The Justice Department's report on what went wrong in Uvalde, Texas, nearly two years ago, when an 18-year-old gunman armed with a high-powered rifle murdered 19 children and two teachers in their classrooms, is absolutely depressing and absolutely condemnatory.
It won't make anyone who reads it feel one bit better about the grotesque events of May 24, 2022, including the helplessness of the 33 students and three teachers who were trapped in a classroom with the gunman for more than an hour while the Police officers milled around. circling in the hallway outside.
opinion columnist
Robin Abcarian
But it must be fervently hoped that it will help other law enforcement agencies avoid the kind of deadly mistakes that were made at Robb Elementary School two days before the start of summer vacation that year. For that reason, at least, the report is worth digesting.
Many who followed the terrible events in Uvalde will remember the clumsy police response, the conflicting information from law enforcement representatives in the aftermath, the anguish of families who were never given an adequate explanation for the tragedy. Although the Texas House of Representatives issued its own damning report in July 2022, the new estimate goes into excruciating detail in a much longer, broader, minute-by-minute account of the tragedy.
Justice Department investigators spent many months interviewing 267 people and poring over thousands of documents, photographs, body camera and CCTV footage, training manuals and transcripts.
In more than 500 pages, the document describes a response to the tragedy almost similar to that of Keystone Kops: there was no adequate command structure. The local police chief abandoned his radios upon arrival because, he told investigators, he wanted his hands free, so he could only communicate with his phone and his voice in that hectic and deadly situation.

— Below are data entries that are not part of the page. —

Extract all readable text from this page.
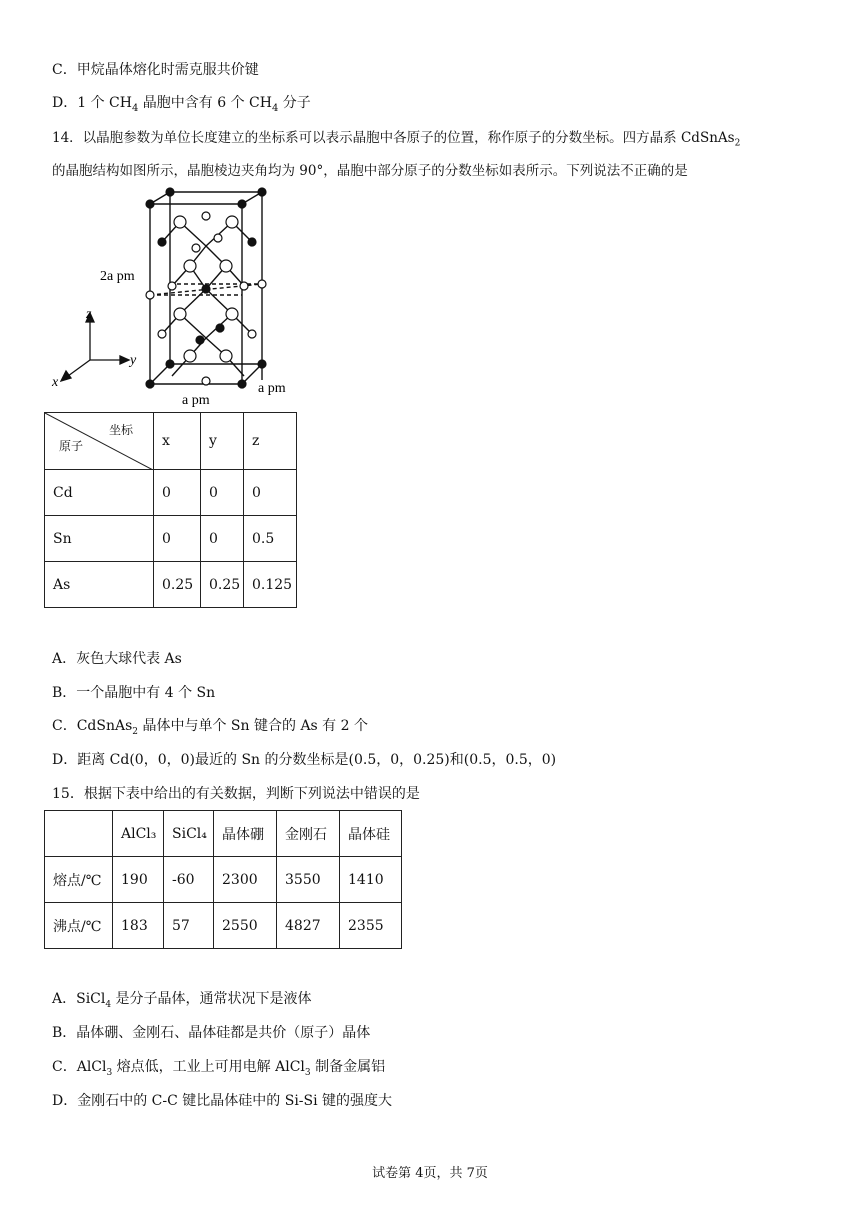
C．甲烷晶体熔化时需克服共价键
D．1 个 $CH_4$ 晶胞中含有 6 个 $CH_4$ 分子
14．以晶胞参数为单位长度建立的坐标系可以表示晶胞中各原子的位置，称作原子的分数坐标。四方晶系 CdSnAs$_2$
的晶胞结构如图所示，晶胞棱边夹角均为 90°，晶胞中部分原子的分数坐标如表所示。下列说法不正确的是
z
y
x
2a pm
a pm
a pm
坐标
原子	x	y	z
Cd	0	0	0
Sn	0	0	0.5
As	0.25	0.25	0.125
A．灰色大球代表 As
B．一个晶胞中有 4 个 Sn
C．CdSnAs$_2$ 晶体中与单个 Sn 键合的 As 有 2 个
D．距离 Cd(0，0，0)最近的 Sn 的分数坐标是(0.5，0，0.25)和(0.5，0.5，0)
15．根据下表中给出的有关数据，判断下列说法中错误的是
	AlCl₃	SiCl₄	晶体硼	金刚石	晶体硅
熔点/℃	190	-60	2300	3550	1410
沸点/℃	183	57	2550	4827	2355
A．SiCl$_4$ 是分子晶体，通常状况下是液体
B．晶体硼、金刚石、晶体硅都是共价（原子）晶体
C．AlCl$_3$ 熔点低，工业上可用电解 AlCl$_3$ 制备金属铝
D．金刚石中的 C-C 键比晶体硅中的 Si-Si 键的强度大
试卷第 4页，共 7页
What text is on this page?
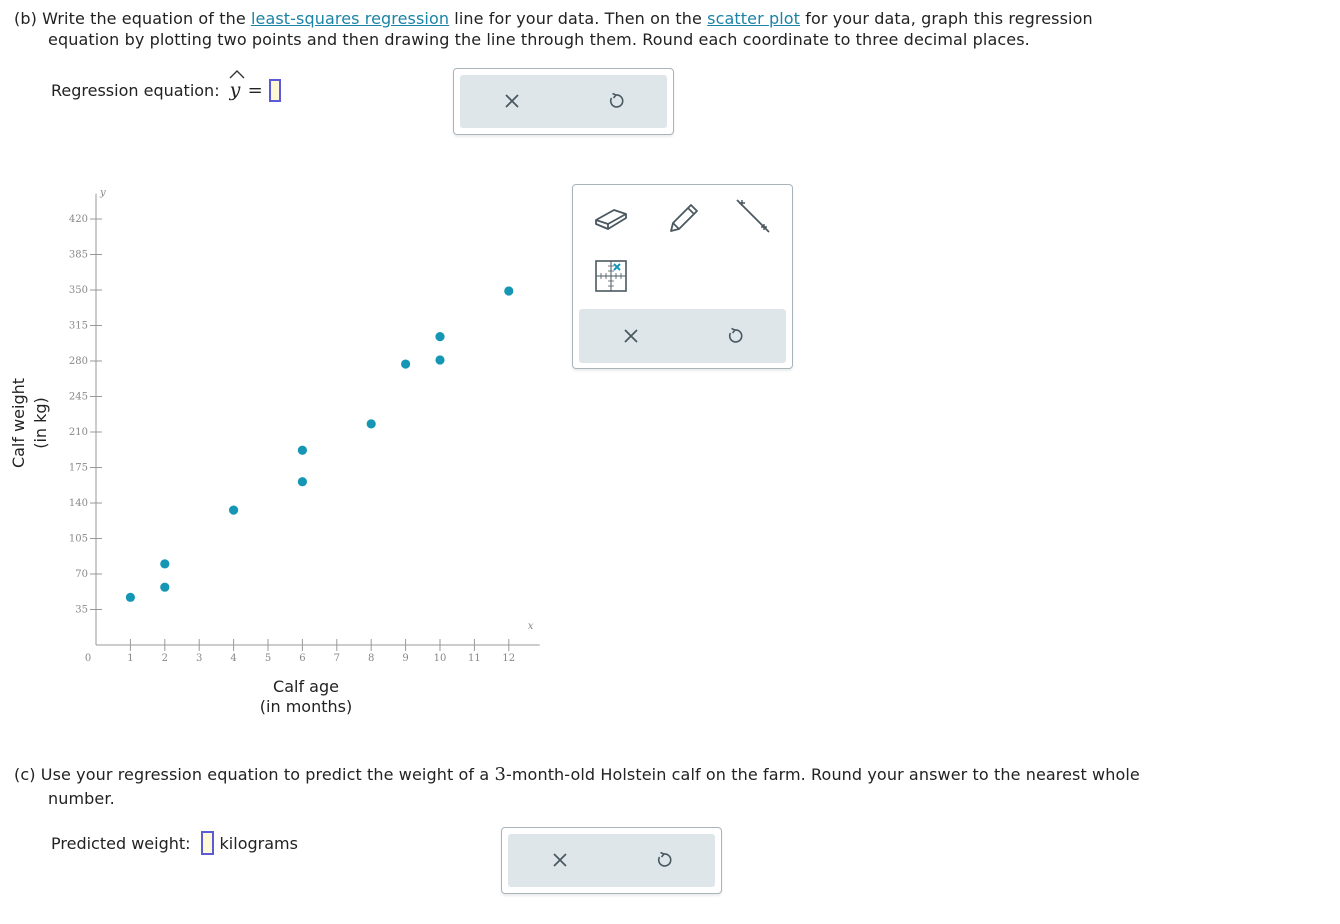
(b) Write the equation of the least-squares regression line for your data. Then on the scatter plot for your data, graph this regression
equation by plotting two points and then drawing the line through them. Round each coordinate to three decimal places.
Regression equation: y =
Calf weight (in kg)
1	2	3	4	5	6	7	8	9 10 11 12
35
70
105
140
175
210
245
280
315
350
385
420
0
x
y
Calf age
(in months)
(c) Use your regression equation to predict the weight of a 3-month-old Holstein calf on the farm. Round your answer to the nearest whole
number.
Predicted weight: kilograms
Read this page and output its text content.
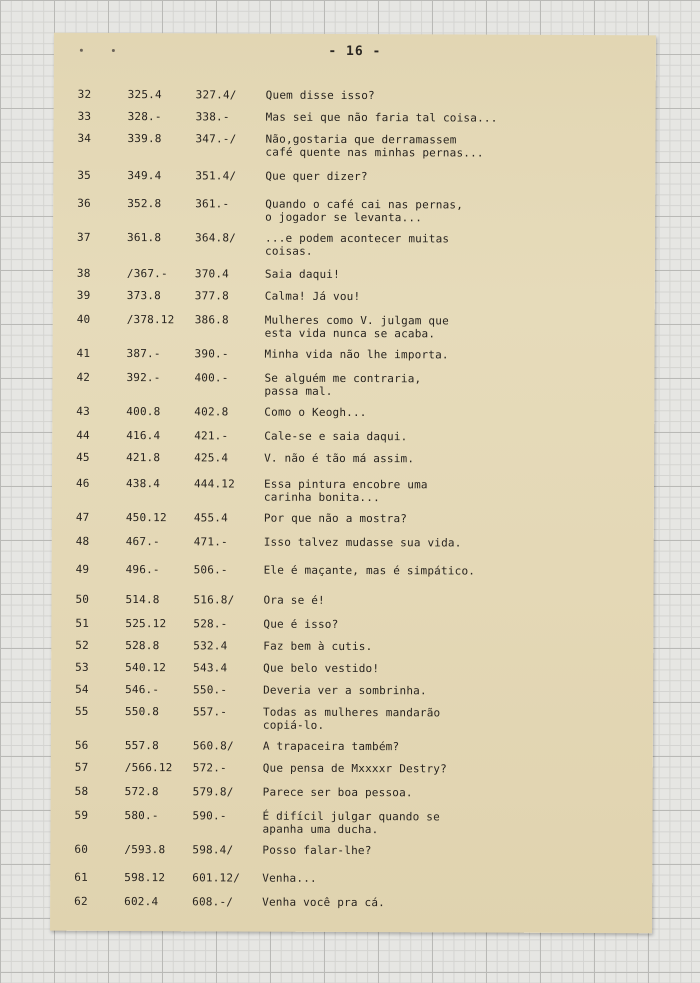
- 16 -
32	325.4	327.4/	Quem disse isso?
33	328.-	338.-	Mas sei que não faria tal coisa...
34	339.8	347.-/	Não,gostaria que derramassem
café quente nas minhas pernas...
35	349.4	351.4/	Que quer dizer?
36	352.8	361.-	Quando o café cai nas pernas,
o jogador se levanta...
37	361.8	364.8/	...e podem acontecer muitas
coisas.
38	/367.- 370.4	Saia daqui!
39	373.8	377.8	Calma! Já vou!
40	/378.12 386.8	Mulheres como V. julgam que
esta vida nunca se acaba.
41	387.-	390.-	Minha vida não lhe importa.
42	392.-	400.-	Se alguém me contraria,
passa mal.
43	400.8	402.8	Como o Keogh...
44	416.4	421.-	Cale-se e saia daqui.
45	421.8	425.4	V. não é tão má assim.
46	438.4	444.12	Essa pintura encobre uma
carinha bonita...
47	450.12 455.4	Por que não a mostra?
48	467.-	471.-	Isso talvez mudasse sua vida.
49	496.-	506.-	Ele é maçante, mas é simpático.
50	514.8	516.8/	Ora se é!
51	525.12 528.-	Que é isso?
52	528.8	532.4	Faz bem à cutis.
53	540.12 543.4	Que belo vestido!
54	546.-	550.-	Deveria ver a sombrinha.
55	550.8	557.-	Todas as mulheres mandarão
copiá-lo.
56	557.8	560.8/	A trapaceira também?
57	/566.12 572.-	Que pensa de Mxxxxr Destry?
58	572.8	579.8/	Parece ser boa pessoa.
59	580.-	590.-	É difícil julgar quando se
apanha uma ducha.
60	/593.8 598.4/	Posso falar-lhe?
61	598.12 601.12/ Venha...
62	602.4	608.-/	Venha você pra cá.
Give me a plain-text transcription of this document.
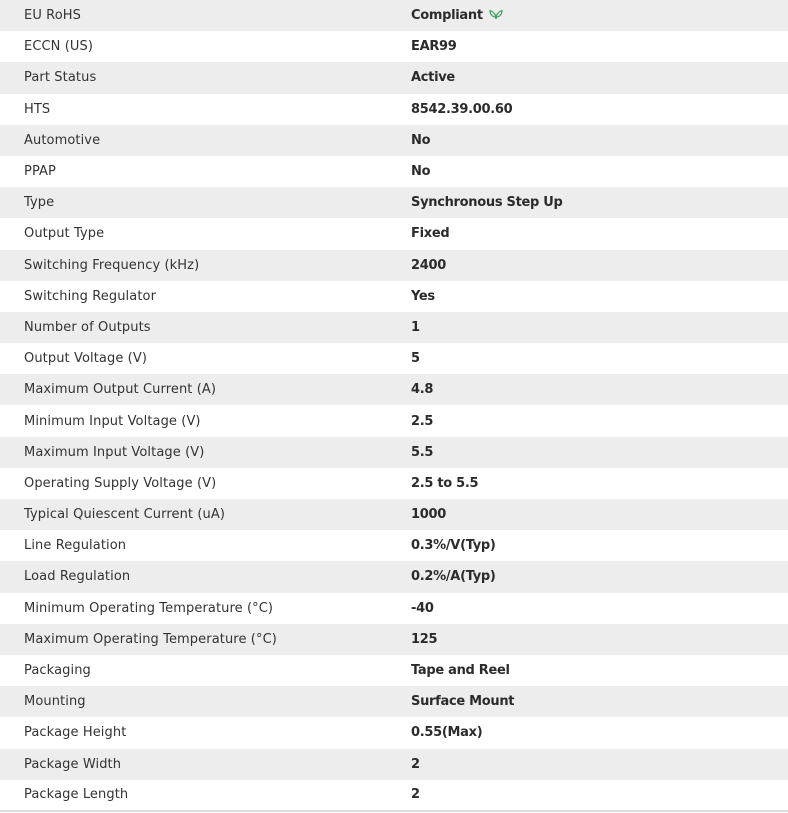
EU RoHS	Compliant
ECCN (US)	EAR99
Part Status	Active
HTS	8542.39.00.60
Automotive	No
PPAP	No
Type	Synchronous Step Up
Output Type	Fixed
Switching Frequency (kHz)	2400
Switching Regulator	Yes
Number of Outputs	1
Output Voltage (V)	5
Maximum Output Current (A)	4.8
Minimum Input Voltage (V)	2.5
Maximum Input Voltage (V)	5.5
Operating Supply Voltage (V)	2.5 to 5.5
Typical Quiescent Current (uA)	1000
Line Regulation	0.3%/V(Typ)
Load Regulation	0.2%/A(Typ)
Minimum Operating Temperature (°C)	-40
Maximum Operating Temperature (°C)	125
Packaging	Tape and Reel
Mounting	Surface Mount
Package Height	0.55(Max)
Package Width	2
Package Length	2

After several of his officers were grazed by shrapnel while running toward classrooms where they heard gunshots, the chief ordered them to stay behind and evacuate other classrooms rather than confront the gunman. Thus, instead of breaking into the two joined classrooms where the gunman continued to slaughter children, the agents retreated and waited for SWAT agents and specialized equipment to arrive. It was a terrible and unforgivable failure.
As the report notes, active shooter protocols were developed after the devastating 1999 massacre at Columbine High School in Colorado. require officers to confront and neutralize a threat as quickly as possible. “Everything else, including officer safety,” the report notes, “is subordinate to that goal.” Simply put, this is why choosing a career in policing is an act of bravery. You must be willing to run toward danger, not away from it.
Among the first responders, according to the report, communication was terrible. Rumors ran rampant: some mistakenly said the Uvalde police chief was negotiating with the shooter in a classroom. Some mistakenly believed the shooter had already been killed because they observed what they considered a lack of urgency on the part of officers already on the scene.
Police wasted precious time searching for a key to a classroom that was most likely unlocked, the report said, but officers wouldn't have known because, infuriatingly, they never attempted to turn the doorknob.
Ultimately, nearly 400 law enforcement officers from at least two dozen agencies showed up. No one knew who was in charge; The ambulances were unable to pass the police vehicles to access the school. Perhaps most devastating is that although officers arrived on the scene three minutes after the gunman stormed the campus, it would be 77 minutes before he was killed. During that time, police heard him fire 45 bullets.
Some passages in the report are almost too painful to read. The account of a 16-minute 911 call by fourth-grade students trapped in their classroom with the shooter is especially brutal. While the agents waited in the hallway, the children asked for help: “I don't want to die. “My teacher is dead.” “One of my teachers is still alive but he was shot.” “There are many corpses.”
The officers had done their job, Atty said. Gen. Merrick Garland, who released the report Thursday at a news conference in Uvalde, “lives would have been saved and people would have survived.”
According to the report, the consequences of the massacre were also a disaster. The injured children, some with gunshot wounds, were put on a bus instead of being treated by doctors. Some families were wrongly told that their children were alive.
“The extent of misinformation, misinformation and misleading narratives, leaks and lack of communication about what happened,” Garland said, “is unprecedented and has had a widespread and negative impact on mental health and recovery. relatives and other victims, as well as the entire Uvalde community.”
Garland couldn't help but address the broader problem we face: the easy availability of guns, which has made mass shootings a near-daily occurrence in the United States. According to the Gun Violence Archive, a nonprofit clearinghouse, there have already been 14 mass shootings (defined as incidents in which at least four victims are shot) this year, three of which occurred in California.
“Our children deserve better than to grow up in a country where an 18-year-old has easy access to a weapon that belongs on the battlefield, not in a classroom,” Garland told an audience that included Uvalde families who They cried. “We hope to honor the victims and survivors by working together to try to prevent something like this from happening again, here or anywhere.”
It really is pathetic that we have to devote our energy to developing better responses to mass shootings instead of getting weapons of war off our streets in the first place.